Robo advice presents advisers with the opportunity to lower the cost of service delivery, build scale in providing high quality, best-interest service and garner greater engagement of consumers to grow the total advice market.

Intertwining robo and planner

Robo advice complements the provision of upstream advice (planning) as an avenue for delivering upon strategy (day-to-day execution).

Robo platforms are not mechanisms of strategy, they can't help you set vision and direction, that's the upstream requirement. But what robo can do is support the decision-making process at the execution level, i.e. what stocks to buy, the funds to invest in, and the level of diversification across sectors and markets in an efficient manner.

With so much of an adviser's time being spent on non-revenue activities, understanding market, product selection and recommendations, there is limited resource available for them to maximise their effectiveness within their sphere of influence, that being, financial advice, retirement planning, self-managed superannuation fund (SMSF) creation - the upstream strategic financial services.

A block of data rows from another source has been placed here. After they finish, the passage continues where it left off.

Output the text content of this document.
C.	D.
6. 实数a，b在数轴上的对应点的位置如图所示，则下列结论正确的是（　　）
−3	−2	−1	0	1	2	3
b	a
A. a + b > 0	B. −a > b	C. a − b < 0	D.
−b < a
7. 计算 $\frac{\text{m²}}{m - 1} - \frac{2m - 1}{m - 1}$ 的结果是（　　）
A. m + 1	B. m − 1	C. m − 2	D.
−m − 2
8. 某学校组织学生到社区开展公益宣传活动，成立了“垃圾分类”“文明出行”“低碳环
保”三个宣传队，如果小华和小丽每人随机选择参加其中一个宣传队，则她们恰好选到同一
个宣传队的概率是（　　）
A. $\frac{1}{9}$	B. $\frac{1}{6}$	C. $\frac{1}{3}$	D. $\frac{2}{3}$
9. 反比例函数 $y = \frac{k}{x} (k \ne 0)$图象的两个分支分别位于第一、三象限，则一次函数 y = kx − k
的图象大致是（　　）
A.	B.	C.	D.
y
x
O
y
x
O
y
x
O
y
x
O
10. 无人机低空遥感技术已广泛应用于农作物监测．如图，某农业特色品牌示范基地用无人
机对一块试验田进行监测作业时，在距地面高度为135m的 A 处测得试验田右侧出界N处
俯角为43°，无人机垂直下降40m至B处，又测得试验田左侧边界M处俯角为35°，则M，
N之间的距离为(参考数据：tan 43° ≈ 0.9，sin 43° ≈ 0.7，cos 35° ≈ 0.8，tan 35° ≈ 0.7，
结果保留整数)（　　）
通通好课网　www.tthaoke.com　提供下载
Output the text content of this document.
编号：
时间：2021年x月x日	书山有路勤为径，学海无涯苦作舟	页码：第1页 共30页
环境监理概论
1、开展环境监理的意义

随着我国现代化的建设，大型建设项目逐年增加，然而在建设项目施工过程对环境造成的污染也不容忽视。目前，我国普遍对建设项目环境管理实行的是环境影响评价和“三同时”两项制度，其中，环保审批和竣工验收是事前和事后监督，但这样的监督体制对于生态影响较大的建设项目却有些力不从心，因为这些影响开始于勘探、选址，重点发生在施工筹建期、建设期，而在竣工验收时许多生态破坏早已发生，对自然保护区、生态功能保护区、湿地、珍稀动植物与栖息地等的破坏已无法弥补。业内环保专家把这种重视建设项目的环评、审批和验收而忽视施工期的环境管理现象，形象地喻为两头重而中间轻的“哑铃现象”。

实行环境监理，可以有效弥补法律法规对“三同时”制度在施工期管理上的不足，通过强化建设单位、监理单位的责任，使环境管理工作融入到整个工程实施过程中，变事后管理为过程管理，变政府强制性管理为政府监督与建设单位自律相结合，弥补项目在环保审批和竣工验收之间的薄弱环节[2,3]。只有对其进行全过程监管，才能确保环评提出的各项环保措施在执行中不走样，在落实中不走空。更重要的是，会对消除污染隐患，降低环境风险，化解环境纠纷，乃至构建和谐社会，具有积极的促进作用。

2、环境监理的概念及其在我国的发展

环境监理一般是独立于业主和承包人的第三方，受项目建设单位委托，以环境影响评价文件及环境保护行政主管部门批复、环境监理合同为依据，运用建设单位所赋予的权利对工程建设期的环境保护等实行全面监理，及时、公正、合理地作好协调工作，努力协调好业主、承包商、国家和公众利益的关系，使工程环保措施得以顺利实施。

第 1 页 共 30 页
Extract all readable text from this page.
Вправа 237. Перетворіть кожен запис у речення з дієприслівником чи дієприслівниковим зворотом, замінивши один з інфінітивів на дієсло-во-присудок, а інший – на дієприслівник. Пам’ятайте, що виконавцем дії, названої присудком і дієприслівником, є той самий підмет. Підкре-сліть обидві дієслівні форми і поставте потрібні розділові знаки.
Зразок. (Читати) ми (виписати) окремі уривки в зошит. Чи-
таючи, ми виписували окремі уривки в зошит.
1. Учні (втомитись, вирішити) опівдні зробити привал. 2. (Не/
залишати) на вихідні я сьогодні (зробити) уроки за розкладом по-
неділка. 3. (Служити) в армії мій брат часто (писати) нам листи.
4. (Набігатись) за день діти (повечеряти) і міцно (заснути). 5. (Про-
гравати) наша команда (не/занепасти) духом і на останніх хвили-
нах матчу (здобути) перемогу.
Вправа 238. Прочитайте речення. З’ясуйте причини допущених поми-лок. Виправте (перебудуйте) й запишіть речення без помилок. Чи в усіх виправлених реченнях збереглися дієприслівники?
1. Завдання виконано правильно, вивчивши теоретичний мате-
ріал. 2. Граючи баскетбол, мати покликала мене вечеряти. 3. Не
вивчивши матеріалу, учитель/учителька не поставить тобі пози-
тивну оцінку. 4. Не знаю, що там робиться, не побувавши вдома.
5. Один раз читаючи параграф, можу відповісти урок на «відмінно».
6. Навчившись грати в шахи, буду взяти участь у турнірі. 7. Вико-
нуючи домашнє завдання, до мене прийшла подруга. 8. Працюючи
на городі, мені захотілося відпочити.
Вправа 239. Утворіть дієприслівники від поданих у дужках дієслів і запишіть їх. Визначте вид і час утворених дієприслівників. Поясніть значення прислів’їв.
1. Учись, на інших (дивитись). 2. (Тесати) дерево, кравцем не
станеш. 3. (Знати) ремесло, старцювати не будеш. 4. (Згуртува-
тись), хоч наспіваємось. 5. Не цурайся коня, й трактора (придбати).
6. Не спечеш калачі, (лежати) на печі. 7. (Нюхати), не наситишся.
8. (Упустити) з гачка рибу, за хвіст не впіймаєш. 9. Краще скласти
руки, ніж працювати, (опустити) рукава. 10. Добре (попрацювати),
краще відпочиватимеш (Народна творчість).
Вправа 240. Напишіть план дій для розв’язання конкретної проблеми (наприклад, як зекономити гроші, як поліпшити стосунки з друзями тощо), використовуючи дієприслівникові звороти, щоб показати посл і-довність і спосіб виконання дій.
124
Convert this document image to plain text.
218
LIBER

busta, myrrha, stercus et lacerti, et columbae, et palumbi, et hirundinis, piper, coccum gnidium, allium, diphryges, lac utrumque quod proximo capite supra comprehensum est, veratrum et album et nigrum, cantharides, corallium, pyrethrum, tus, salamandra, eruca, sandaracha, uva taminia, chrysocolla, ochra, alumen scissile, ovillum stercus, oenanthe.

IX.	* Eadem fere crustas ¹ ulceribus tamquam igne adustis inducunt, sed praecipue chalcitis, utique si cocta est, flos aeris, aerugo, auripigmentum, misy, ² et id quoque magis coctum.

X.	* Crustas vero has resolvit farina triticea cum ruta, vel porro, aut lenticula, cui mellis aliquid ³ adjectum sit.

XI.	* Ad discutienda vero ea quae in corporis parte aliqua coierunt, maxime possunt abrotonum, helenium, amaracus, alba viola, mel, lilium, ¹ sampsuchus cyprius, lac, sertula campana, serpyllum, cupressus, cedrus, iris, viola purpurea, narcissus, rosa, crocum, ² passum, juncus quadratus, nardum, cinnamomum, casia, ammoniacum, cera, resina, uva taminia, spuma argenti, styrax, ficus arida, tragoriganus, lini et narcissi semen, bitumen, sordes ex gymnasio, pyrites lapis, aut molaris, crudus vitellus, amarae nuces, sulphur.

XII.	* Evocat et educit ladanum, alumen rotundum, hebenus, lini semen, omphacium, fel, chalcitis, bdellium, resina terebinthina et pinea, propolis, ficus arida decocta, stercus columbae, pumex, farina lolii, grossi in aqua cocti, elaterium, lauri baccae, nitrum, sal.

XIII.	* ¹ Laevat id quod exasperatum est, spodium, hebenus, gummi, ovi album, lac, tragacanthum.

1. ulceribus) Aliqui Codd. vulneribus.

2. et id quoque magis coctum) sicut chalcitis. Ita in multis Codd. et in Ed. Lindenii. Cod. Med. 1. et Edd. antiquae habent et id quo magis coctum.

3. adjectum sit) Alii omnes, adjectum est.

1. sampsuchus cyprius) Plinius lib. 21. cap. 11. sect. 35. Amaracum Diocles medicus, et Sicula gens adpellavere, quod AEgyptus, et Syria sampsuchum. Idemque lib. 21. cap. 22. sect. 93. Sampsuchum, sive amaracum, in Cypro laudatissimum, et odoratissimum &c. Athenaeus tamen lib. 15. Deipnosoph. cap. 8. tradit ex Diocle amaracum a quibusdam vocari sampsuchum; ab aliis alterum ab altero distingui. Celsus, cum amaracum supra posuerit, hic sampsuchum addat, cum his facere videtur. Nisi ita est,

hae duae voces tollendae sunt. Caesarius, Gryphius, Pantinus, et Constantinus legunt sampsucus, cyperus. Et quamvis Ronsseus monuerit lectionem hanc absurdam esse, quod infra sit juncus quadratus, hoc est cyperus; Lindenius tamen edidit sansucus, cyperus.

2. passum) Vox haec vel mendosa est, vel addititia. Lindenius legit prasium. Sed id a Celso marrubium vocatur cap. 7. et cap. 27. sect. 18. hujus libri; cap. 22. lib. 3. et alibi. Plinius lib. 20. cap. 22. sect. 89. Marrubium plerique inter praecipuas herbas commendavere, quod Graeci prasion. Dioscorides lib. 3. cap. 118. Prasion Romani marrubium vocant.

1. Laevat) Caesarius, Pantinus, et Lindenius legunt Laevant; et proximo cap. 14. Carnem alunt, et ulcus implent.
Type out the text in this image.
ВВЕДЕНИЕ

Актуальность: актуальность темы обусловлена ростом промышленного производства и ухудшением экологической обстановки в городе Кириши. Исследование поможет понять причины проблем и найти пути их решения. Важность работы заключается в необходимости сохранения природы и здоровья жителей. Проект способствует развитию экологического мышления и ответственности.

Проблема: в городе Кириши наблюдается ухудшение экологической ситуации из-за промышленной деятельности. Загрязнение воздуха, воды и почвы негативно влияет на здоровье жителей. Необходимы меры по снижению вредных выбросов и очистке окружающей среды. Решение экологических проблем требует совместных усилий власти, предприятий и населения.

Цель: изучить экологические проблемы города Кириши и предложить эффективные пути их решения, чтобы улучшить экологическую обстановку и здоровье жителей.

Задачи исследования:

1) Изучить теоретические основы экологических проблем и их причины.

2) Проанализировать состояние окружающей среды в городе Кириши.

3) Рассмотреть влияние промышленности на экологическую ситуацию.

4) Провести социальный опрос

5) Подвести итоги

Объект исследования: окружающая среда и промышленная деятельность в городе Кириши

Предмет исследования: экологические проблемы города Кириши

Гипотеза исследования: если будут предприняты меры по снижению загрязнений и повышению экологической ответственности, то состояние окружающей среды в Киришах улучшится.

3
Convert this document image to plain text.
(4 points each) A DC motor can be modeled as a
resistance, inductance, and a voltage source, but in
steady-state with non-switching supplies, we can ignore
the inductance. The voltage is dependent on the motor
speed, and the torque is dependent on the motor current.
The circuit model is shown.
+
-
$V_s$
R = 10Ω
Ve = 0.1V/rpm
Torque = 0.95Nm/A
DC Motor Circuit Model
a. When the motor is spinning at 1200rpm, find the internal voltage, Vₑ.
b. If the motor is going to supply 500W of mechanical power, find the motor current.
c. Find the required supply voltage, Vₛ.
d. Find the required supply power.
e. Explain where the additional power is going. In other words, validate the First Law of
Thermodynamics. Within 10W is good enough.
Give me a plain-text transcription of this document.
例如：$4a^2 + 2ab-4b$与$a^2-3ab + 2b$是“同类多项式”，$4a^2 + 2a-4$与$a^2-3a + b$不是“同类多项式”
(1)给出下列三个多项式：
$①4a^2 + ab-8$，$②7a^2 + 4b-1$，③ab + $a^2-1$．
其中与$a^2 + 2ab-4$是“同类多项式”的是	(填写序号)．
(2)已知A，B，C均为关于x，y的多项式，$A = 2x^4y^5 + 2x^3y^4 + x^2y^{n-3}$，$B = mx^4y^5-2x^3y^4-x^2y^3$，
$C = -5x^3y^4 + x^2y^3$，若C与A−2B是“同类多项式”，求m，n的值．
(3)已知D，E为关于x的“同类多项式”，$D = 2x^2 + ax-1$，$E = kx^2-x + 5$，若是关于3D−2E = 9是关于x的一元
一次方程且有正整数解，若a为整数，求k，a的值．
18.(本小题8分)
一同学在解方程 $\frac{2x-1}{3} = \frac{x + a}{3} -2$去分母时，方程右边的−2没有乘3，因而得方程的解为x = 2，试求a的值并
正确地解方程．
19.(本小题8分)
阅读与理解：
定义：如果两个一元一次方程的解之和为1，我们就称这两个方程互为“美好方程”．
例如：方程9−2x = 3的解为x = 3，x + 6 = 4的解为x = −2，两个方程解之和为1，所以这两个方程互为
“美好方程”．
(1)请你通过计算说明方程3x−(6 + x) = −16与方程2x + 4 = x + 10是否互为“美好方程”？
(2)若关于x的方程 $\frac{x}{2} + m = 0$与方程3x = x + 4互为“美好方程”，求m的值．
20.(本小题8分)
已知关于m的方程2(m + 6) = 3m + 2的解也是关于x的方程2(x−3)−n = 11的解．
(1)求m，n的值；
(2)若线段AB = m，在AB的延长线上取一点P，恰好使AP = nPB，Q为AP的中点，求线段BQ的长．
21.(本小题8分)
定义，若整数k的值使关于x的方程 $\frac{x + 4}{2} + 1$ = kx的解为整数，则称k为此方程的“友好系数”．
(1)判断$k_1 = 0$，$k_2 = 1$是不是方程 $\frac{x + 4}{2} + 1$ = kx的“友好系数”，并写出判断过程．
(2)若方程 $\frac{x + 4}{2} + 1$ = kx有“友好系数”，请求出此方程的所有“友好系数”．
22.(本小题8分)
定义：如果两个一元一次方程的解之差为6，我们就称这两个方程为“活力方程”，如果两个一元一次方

Robo technology takes over much of the, dare we say it, commoditised end: the grunt work of investment; assessing, weighing and balancing products from a potentially global choice set, at a speed and scale previously not available.

In the case of OwnersAdvisory, we review over 30,000 listed and non-listed products in a fraction of the time and cost it takes a human. But that is not to say that the ‘human touch' is now redundant; quite the opposite.

Our portfolio management team is vital to apply the skills of insight and market analysis to set sector tilts as markets are dynamic things.

Portfolio managers are the rock stars of robo advice. They are a synthesis of market analyst, professional adviser and maths super geek, and it is their skill and input that creates the rules that will ultimately shape the substance of investment advice, based on your specific portfolio, risk profile and current market conditions.

Just like our portfolio managers, consumers still need financial planners and advisers to help them identify needs, set goals and create investment strategy approach. By leveraging the power that robo advice now makes available to you, you can free up your time for planning, SMSF setups, building your client, business and revenue base.

Robo advisers now provide a means for you to extend your service offering, build greater value and speed to market for your services, lower the cost of providing your services, and build loyalty through providing high quality, professional-grade advice.

Now, there are many providers of automated advice, and each one offers its own take on what is still a very new and enormous opportunity. You should complete your own investigations to understand the best fit for your business model.

But you should not feel threatened. When you look at robo advice through a different lens, you begin to see how technology can serve both the needs of the upstream providers of financial advice - by protecting their client relationships through reinvigorating their value propositions - and meeting customer needs by delivering professional-grade advice that is dispassionate, reasoned without favour and cost effective.

That's got to be good for business.

John O'Connell is the chief investment officer at Macquarie Banking & Financial Services, and founder of OwnersAdvisory.